Concept Graph & Resume using Claude 3 Opus | Chat GPT4 | Gemini Adv | Llama 3:
Resume:
1.-The talk presents work in progress on using symmetry group theory as a foundation for machine learning, especially representation learning.
2.-In geometry, an object's symmetry is a transformation mapping the object to itself. Symmetries can be composed and satisfy group axioms.
3.-Continuous symmetry groups are called Lie groups. An example is the group of symmetries of Euclidean space, which preserve distances between points.
4.-A symmetry of a function is an input change that doesn't change the output. This is the key notion for learning representations.
5.-Symmetry is powerful in mathematics, physics, search/optimization, model tracking in vision, lifted probabilistic inference, but underused so far in machine learning.
6.-A symmetry of a classifier is an input representation change preserving the class. Important variations are the targets; unimportant ones are their symmetries.
7.-Learning and composing a target function's symmetries to trivialize it is the goal. This enables learning good representations with less data.
8.-Benefits: reduces sample complexity, generalizes algorithms, leads to formal results, enables deep learning via composition, applies across learning paradigms.
9.-ConvNets are a limited case translating a feature map over an image. Replacing translation by arbitrary symmetry groups generalizes them significantly.
10.-The affine group of linear image transformations is a natural next step after translation, including rotations, reflections, scaling. This yields Deep Affine Networks.
11.-One Deep Affine Network layer applies every affine transform to the image, computes features on each, and pools over local affine neighborhoods.
12.-Computational feasibility requires interpolating features between computed ones at control points and using nearest neighbor search. Ball trees enable this efficiently.
13.-On rotated MNIST digits, 1-layer Deep Affine Nets greatly outperform 1-layer ConvNets with less data by handling rotations directly vs approximately.
14.-Next steps: more layers, richer distortions, real-world images; develop subproduct nets; combine with capsule theory for part-whole composition.
15.-Semantic parsing maps sentences to logical formulas. Symmetries (synonyms, paraphrases, active/passive voice, etc.) preserve a sentence's meaning.
16.-Sentence orbits under syntactic transformations correspond 1-1 with meanings, avoiding explicitly representing meanings and allowing easier learning from sentence pairs.
17.-A semantic parser finds the most probable sentence orbit (meaning). New meanings create new orbits. This can be done efficiently using orbit composition structure.
18.-Learning discovers the symmetries (semantic parser) from sentence pairs.

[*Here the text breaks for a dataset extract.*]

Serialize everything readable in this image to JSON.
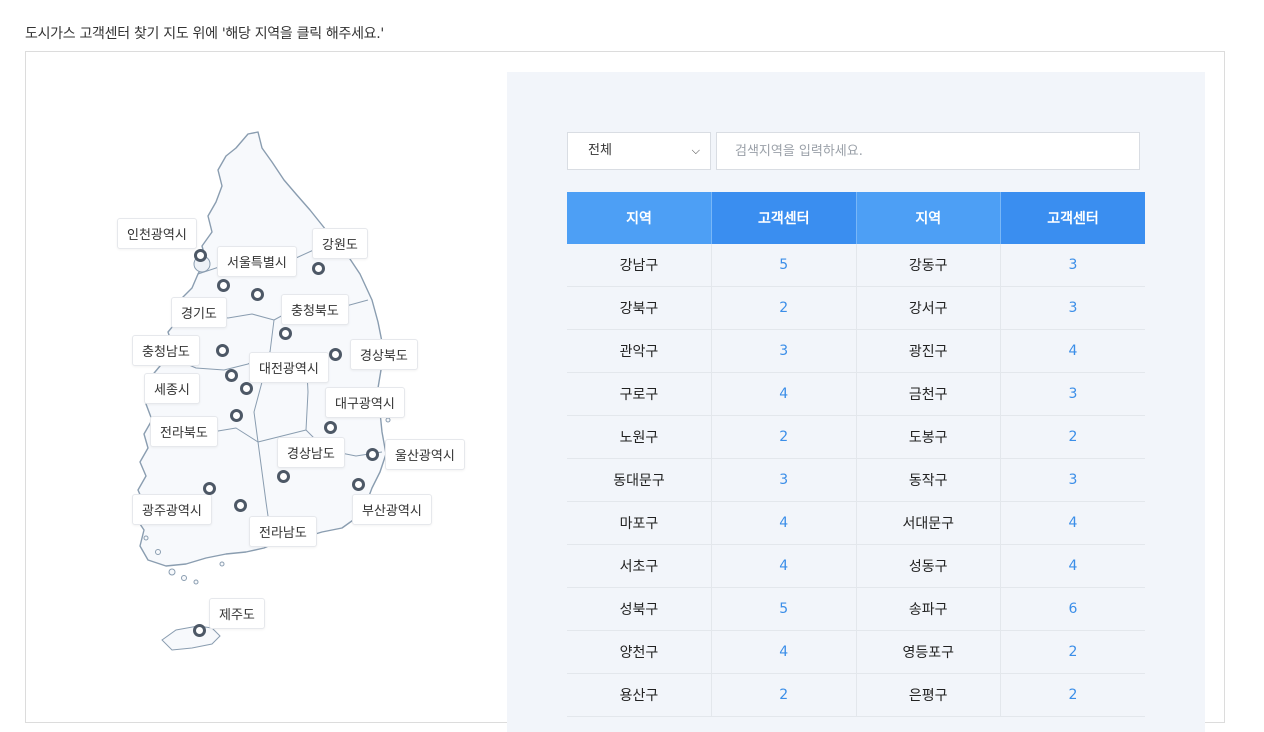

The goal is a minimal generating set to efficiently cover complex symmetries.
19.-Logical inference rules are symmetries of knowledge bases, so reasoning may also fit into this symmetry-based semantic parsing framework.
20.-Symmetry group theory is foundational for machine learning alongside probability, logic, optimization. Combining them unleashes its potential, as shown in these initial examples.
21.-Lack of paraphrase data is an issue, but machine translation corpora could help. Symmetry learning also applies naturally to vision-language connections.
22.-Symmetry algebra is general, not requiring perfect symmetries in the domain. It relates to recent work comparing deep vs shallow networks.
23.-Strong symmetries make data points equivalent, abstracting away distinguishing information permanently, which is often desirable for clearly separating target classes.
24.-Real-world problems often require "fuzzy" invariance, preserving discrimination for the end task. This can be handled via probabilistic orbits or discrimination optimization.
25.-In summary, symmetry group theory provides a powerful foundation for representation learning and extends naturally to many areas, with rich potential.